Synopsis : Fils d’un médecin nazi, Karl Gunther passe pour être le propriétaire aimable, protecteur et attentionné d’un immeuble où il ne loge que des jeunes femmes en quête urgente d’un toit. Rien à redire sur son comportement à l’égard de ses locataires. Des apparences trompeuses car, en réalité, il les espionne discrètement, puis les kidnappe et les torture. À la différence de ses autres victimes et bien décidée à ne pas figurer à son tableau de chasse, l’étudiante Lori Bancroft lui donne beaucoup plus de fil à retordre que les précédentes…
Un script écrit sur mesure pour Klaus Kinski
Critique : Au milieu des années 80, la firme Empire Pictures de Charles Band est au sommet au point que le producteur peut racheter les studios de Dino de Laurentiis situés près de Rome, et profiter ainsi de coûts de production moins élevés pour ses séries B. A la fin du tournage de Troll (Buechler, 1986), le producteur décide de réutiliser en urgence les décors construits à cette occasion pour y tourner un autre film maison. Charles Band commande alors un huis-clos au scénariste et réalisateur David Schmoeller avec qui il avait déjà travaillé sur Tourist Trap (Le piège) en 1979.
Ce dernier s’exécute très rapidement et livre l’histoire d’un rescapé du Vietnam traumatisé par des années de détention dans les geôles asiatiques et qui emprisonne des femmes dans son grenier, leur faisant subir les mêmes tortures qui lui ont été infligées. Ce premier traitement ne plaît pas à Charles Band qui réoriente l’histoire vers le cas d’un ancien criminel nazi, dès lors qu’il parvient à embaucher Klaus Kinski pour tenir le rôle principal. Schmoeller est donc prié de revoir sa copie en créant un personnage calqué sur la personnalité volcanique de la star.
Géographie mentale de la folie criminelle
Finalement, David Schmoeller fait du protagoniste le fils d’un ancien nazi qui subit l’influence de son éducation et devient ainsi un expert dans l’art de donner la mort. Fou à tuer entend donc revenir sur ce trauma de la Seconde Guerre mondiale et sur l’élimination des juifs de manière industrielle. Construit comme un huis-clos – on ne sort jamais de la maison qui sert de cadre à l’intrigue – Fou à tuer peut être vu comme une introspection du cerveau malade d’un homme obsédé par ce passé qui ne passe pas.

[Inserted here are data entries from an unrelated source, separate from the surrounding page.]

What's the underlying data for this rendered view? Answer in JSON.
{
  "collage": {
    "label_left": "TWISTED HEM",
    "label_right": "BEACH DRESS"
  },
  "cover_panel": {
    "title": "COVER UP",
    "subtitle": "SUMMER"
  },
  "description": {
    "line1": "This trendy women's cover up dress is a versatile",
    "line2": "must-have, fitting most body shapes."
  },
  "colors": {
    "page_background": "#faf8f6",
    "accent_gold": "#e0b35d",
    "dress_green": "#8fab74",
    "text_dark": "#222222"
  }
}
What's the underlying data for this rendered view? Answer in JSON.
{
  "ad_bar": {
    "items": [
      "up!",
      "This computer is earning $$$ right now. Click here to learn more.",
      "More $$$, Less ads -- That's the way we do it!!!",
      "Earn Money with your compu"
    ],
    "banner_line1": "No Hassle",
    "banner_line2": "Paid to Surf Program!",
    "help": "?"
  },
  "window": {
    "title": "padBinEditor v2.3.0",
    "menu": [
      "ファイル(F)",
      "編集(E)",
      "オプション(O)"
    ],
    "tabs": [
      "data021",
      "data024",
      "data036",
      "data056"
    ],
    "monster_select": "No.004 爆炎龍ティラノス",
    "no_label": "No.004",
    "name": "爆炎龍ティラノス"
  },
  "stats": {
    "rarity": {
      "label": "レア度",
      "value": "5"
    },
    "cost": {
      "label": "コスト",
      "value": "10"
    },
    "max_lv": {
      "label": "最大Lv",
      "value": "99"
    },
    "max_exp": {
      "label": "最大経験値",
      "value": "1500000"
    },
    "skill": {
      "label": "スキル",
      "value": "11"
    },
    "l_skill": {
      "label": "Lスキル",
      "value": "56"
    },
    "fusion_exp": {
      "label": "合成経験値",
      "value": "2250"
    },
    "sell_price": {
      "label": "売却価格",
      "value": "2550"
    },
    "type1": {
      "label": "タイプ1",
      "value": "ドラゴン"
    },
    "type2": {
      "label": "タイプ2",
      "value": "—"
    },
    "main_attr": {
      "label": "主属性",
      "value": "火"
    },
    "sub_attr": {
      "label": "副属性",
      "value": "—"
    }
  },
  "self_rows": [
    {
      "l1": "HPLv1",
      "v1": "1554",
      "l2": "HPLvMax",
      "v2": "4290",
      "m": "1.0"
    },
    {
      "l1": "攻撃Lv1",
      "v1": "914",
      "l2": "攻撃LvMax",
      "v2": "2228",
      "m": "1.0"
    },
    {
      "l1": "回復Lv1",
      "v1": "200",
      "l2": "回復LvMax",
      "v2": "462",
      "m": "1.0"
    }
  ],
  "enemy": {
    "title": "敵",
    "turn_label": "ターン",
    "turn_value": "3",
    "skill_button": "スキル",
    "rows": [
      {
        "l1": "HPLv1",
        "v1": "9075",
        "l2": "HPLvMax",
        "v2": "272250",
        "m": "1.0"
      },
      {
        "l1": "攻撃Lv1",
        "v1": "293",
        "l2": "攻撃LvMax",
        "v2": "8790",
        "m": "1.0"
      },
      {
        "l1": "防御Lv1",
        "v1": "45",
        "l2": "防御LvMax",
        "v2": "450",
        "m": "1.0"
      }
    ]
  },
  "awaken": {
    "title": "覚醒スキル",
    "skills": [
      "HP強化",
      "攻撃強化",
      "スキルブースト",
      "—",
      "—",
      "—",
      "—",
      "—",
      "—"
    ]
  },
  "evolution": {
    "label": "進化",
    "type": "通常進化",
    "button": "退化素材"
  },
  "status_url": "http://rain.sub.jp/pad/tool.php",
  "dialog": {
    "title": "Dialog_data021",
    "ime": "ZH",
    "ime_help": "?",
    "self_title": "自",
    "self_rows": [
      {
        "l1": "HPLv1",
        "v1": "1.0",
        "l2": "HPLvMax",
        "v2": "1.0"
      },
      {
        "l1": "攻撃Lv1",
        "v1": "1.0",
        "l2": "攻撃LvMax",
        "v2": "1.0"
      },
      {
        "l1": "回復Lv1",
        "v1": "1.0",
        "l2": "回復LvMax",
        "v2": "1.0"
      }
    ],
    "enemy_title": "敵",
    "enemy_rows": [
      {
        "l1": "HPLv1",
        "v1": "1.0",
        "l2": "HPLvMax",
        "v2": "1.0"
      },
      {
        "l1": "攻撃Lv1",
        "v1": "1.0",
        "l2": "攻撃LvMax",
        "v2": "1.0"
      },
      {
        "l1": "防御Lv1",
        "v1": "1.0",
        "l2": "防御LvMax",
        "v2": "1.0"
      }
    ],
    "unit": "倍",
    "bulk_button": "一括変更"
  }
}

Les fameux conduits d’aération qui relient les appartements les uns aux autres dessinent ainsi une géographie mentale étrange et qui ne correspond à rien de réel. Même les quelques vues sur l’extérieur par les fenêtres dénoncent l’usage d’un décor artificiel bien visible. Mais cela importe peu puisque le long-métrage doit être vu comme une exploration volontairement fictive de la psyché désordonnée du personnage central. Les références qui viennent immédiatement à l’esprit sont aussi bien The Lodger (1927) d’Alfred Hitchcock et surtout Le voyeur (Powell, 1960). Malheureusement, le film de Schmoeller est bien loin d’égaler ces encombrants modèles.
Une œuvre fauchée qui fait un peu pitié sur le plan formel
Certes, le cinéaste a tout fait pour traiter son sujet de manière sérieuse, mais quelques dérapages bis viennent rappeler la nature profonde d’un tel projet. Pur film d’exploitation, Fou à tuer propose ainsi quelques séquences sexy déplacées et souffre clairement d’un manque de moyens pour se hisser au niveau des belles réussites des années 80. Malgré la contribution à la photographie de Sergio Salvati (les plus grands Fulci de L’enfer des zombies à Frayeurs en passant par L’au-delà), l’ensemble pâtit d’une image assez terne et sans aspérité. De même, les décors semblent parfois très cheap et ne permettent pas d’élever le niveau. Seule la musique de Pino Donaggio fait la différence grâce à un thème musical efficace, mais sous-employé.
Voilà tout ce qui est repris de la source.